その後も長く引きこもりの生活が続き、心配した家族から勧められ、検査目的に精神科へ行くことになりました。しかし、検査当日になるとキャンセルすることが続き、検査が終了するまでに1年近くかかりました。
心理検査の結果、自閉スペクトラム障害および軽度知的障害があると言われました。
しばらくしてから障害年金のことを知り、弊所にご依頼いただきました。
しかし、診断書作成のために受診予約をするものの当日キャンセルが続き、手続きは一時中断。
その後、1年近く引きこもりの状態が続きましたが、再び障害年金の手続きを進めることとなりました。
当事務所での対応
最初はお母さまからのご相談でした。
心理検査を受け、自閉スペクトラム障害があるとは言われたものの、それ以降の受診は一切拒否して引きこもりの状態が続いているとのことでした。
障害年金を請求するには、診断書の取得のためにも受診をしていただく必要があります。それには、ご本人が心理検査の結果を受け止め、障害年金の役割を知り、受診に前向きになっていただくことが必要です。
しかし、ご本人は外出が難しく、第三者が自宅に訪問することにも拒否反応を示すとのことで、当職がご本人にお会いすることはできませんでした。

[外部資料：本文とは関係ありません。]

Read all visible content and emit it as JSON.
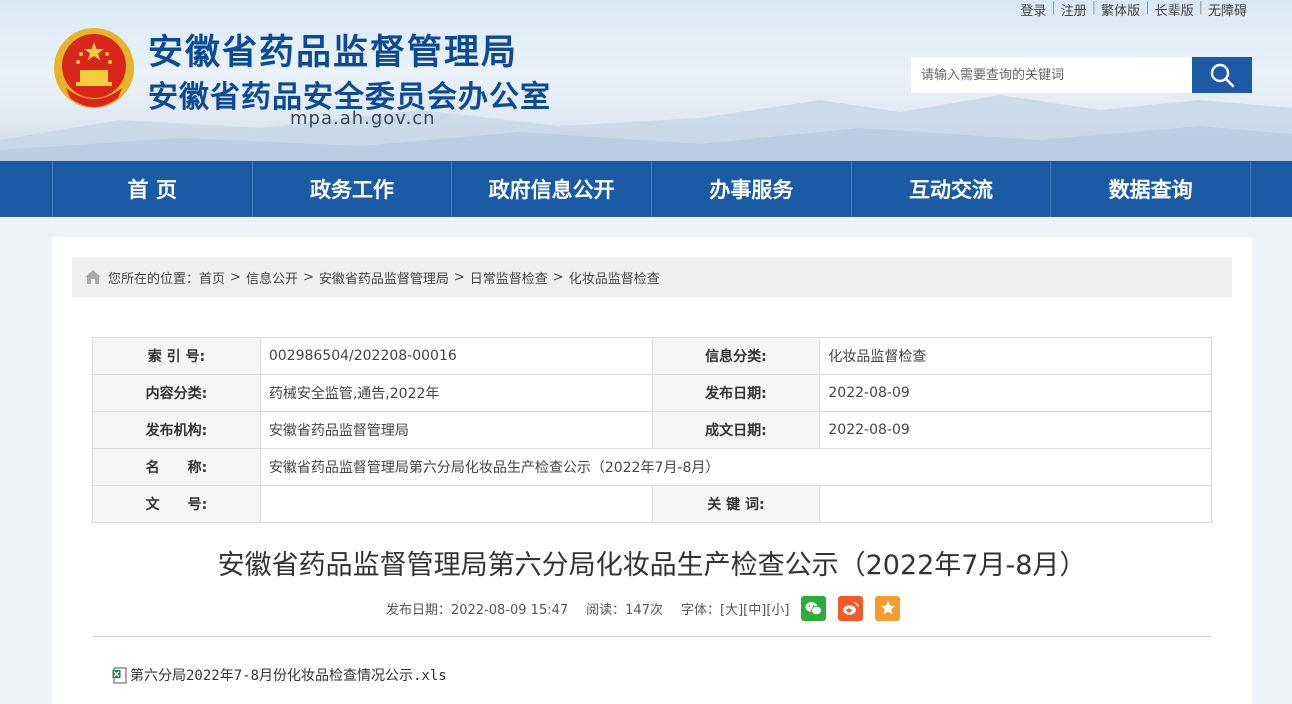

ご家族から何度かご本人に働きかけていただきましたが、待合室まで行かれても待ち時間に耐えられずに飛び出してしまうなどし、どうしても受診が難しい状態が続きました。そこで、「ご本人の気持ちに変化が生じたらいつでもご連絡ください。」とお伝えし、障害年金の手続きはいったん中断することになりました。
それから1年近く経ち、再びお母さまからご連絡をいただきました。
紆余曲折があり、今後に不安を覚えた本人が親御さんに対して「こんな私でごめん」「何をどうしたらいいか分からない」と打ち明けるようになり、今は入院をしているとのことでした。
入院中のご本人とお会いすることはできませんでしたが、ご本人も障害年金を希望しているとのことで、委任状にご本人の直筆でサインしていただきました。その後は、お父さま、お母さまと相談しながら手続きを進めることになりました。
幼少期からの出来事をご両親にお聞きし、必要と思われる内容を病歴・就労状況等申立書にまとめ、障害年金の請求手続きを行いました。
結果
障害基礎年金2級に認定されました。
コメント
外出が難しく、受診ができないために診断書が取得できないと、障害年金の請求は難しくなります。
この事例では、ご家族がタイミングを計りつつご本人に働きかけたことで受診につながりました。ここが一番の山場だったと思います。(上記では「紆余曲折があり…」としか書いていませんが、試行錯誤の経過を伺いました。)
障害年金の支給決定時はまだ入院中でしたが、ご本人も大変喜んだそうです。退院の計画も進み、就労継続支援などを利用しながら少しずつ外に出る練習をしていきたいなど、前向きなお話もされているそうです。
障害年金が今後のご本人の生活設計に加わったことで良い変化が生まれたとしたら、当職にとってもこの上ない喜びです。
※ 事例の内容は、趣旨が変わらない程度にアレンジしています。